Adult (15+) literacy in the region increased from 8.6% in 2003 to 15.9% in 2007 but was still below the national average of 28.3%. In 2011 the region had 506 primary schools and 61 secondary schools. In 2010–2011, 7.6% of the population (aged 13–19) attended secondary school, which was below the national average of 10.7%. As of 2007, the literacy rate in the region was 15.9%, compared to a national average of 28.3%. The gross primary enrolment was 83.6% pos-primary was 23.9% and gross secondary school enrolment was 6.2. There were 88 boys and 7 girls enrolled in the primary and post-secondary level. There were no teachers in primary & post-secondary level, while there were 394 teachers in post-primary and post-secondary level.

==Economy==
As of 2007, there were 423.3 km of highways, 13 km of regional roads and 227.6 km of county roads. The first set of car traffic was 12, first set of two-wheeler traffic was 1,093 and the total classified road network was 664. The total corn produced during 2015 was 101,947 tonnes, cotton was 46,542 tonnes, cowpea was 18,115 tonnes, ground nut was 34,656 tonnes, millet was 31,435 tonnes, rice was 20,356 tonnes and sorghum was 84,588 tonnes.
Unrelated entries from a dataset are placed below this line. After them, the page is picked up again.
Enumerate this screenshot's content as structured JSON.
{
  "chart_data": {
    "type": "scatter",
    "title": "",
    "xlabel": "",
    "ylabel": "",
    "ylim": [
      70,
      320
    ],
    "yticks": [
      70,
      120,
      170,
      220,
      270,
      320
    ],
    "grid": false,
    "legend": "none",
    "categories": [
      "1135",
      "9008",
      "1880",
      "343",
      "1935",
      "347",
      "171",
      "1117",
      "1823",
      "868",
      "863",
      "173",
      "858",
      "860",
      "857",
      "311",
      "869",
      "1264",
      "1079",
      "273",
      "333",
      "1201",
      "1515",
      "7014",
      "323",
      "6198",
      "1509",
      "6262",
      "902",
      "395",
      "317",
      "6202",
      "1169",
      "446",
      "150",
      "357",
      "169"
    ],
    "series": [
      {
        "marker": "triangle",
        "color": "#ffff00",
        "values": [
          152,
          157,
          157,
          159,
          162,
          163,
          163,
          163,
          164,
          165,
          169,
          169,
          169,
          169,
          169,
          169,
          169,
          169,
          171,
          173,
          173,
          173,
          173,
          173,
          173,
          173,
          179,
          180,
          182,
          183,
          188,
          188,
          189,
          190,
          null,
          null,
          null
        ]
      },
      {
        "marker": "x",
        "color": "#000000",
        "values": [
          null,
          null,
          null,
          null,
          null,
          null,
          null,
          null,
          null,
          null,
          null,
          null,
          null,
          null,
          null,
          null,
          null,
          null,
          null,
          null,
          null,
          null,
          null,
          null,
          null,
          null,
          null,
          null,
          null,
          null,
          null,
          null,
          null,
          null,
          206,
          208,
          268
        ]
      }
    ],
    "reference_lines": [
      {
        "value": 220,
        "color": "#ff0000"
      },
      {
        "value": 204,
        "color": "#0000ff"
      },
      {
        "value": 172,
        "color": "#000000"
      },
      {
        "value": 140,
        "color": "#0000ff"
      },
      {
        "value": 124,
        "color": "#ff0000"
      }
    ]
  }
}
The coverage of cereal need compared to the total production of the region was 69.00%.

==Provinces==

| Province | Capital | 2006 |
|---|---|---|
| Bazèga Province | Kombissiri | 238,202 |
| Nahouri Province | Pô | 155,463 |
| Zoundwéogo Province | Manga | 244,714 |

The region has three provinces which together include 16 departments. Burkina Faso got independence from French Colonial Empire during 1960. It was originally called Upper Volta. There have been military coups until 1983 when Captain Thomas Sankara took control and implemented radical left wing policies. He was ousted by Blaise Compaore, who continued for 27 years until 2014, when a popular uprising ended his rule. As per Law No.40/98/AN in 1998, Burkina Faso adhered to decentralization to provide administrative and financial autonomy to local communities. There are 13 administrative regions, each governed by a governor. The regions are subdivided into 45 provinces, which are further subdivided into 351 communes. The communes may be urban or rural and are interchangeable. There are other administrative entities like department and village. An urban commune has typically 10,000 people under it. If any commune is not able to get 75% of its planned budget in revenues for three years, the autonomy is taken off. The communes are administered by elected mayors. The communes are stipulated to develop economic, social and cultural values of its citizens. A commune has financial autonomy and can interact with other communes, government agencies or international entities.